Вот что ее удивляло: когда она заходила в дом (а Черкес почти всегда сидел на стуле, играл ли что-то скреб с Павликом), сидел спиной к ней, однако он сразу как-то сникал, голову втягивал в плечи. Не то что смущался или терялся, а будто хотел стать незаметным, меньше.
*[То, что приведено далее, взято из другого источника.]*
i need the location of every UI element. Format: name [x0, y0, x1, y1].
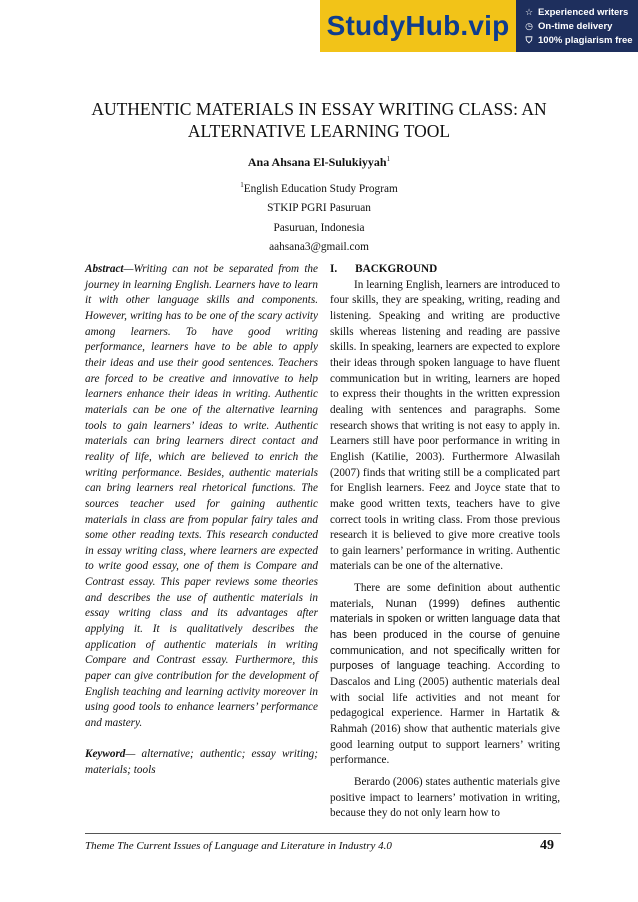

Бросал ей через плечо: "Здравствуйте!" -и втуплювався в книгу или в доску, но и игра у него шла плохо и фигурки сыпались вниз. Он, кажется, обходил ее, хотел не замечать, быть дальше, чем она его сковывала.
Байдачный готовила полдник, подавала сыну и приглашала гостя:
- Садитесь к столу. Вместе поужинаем.
Это "поужинаем" и еще "вместе" так озадачивало его, что он скорее хватал свой картуз со скамейки и сказал: бегу, спасибо, позарез некогда! Однако она видела, как у него вспыхивали уши и на рябому лице все смешивалось бурей: страх, улыбка, трепет виспинок, что темнели и словно розпикалися к сизого жару. Байдачный пожимала плечами и улыбалась: двухметровая солдатина - и вскакивает, как в лесу от волка. Неужели она такая страшная?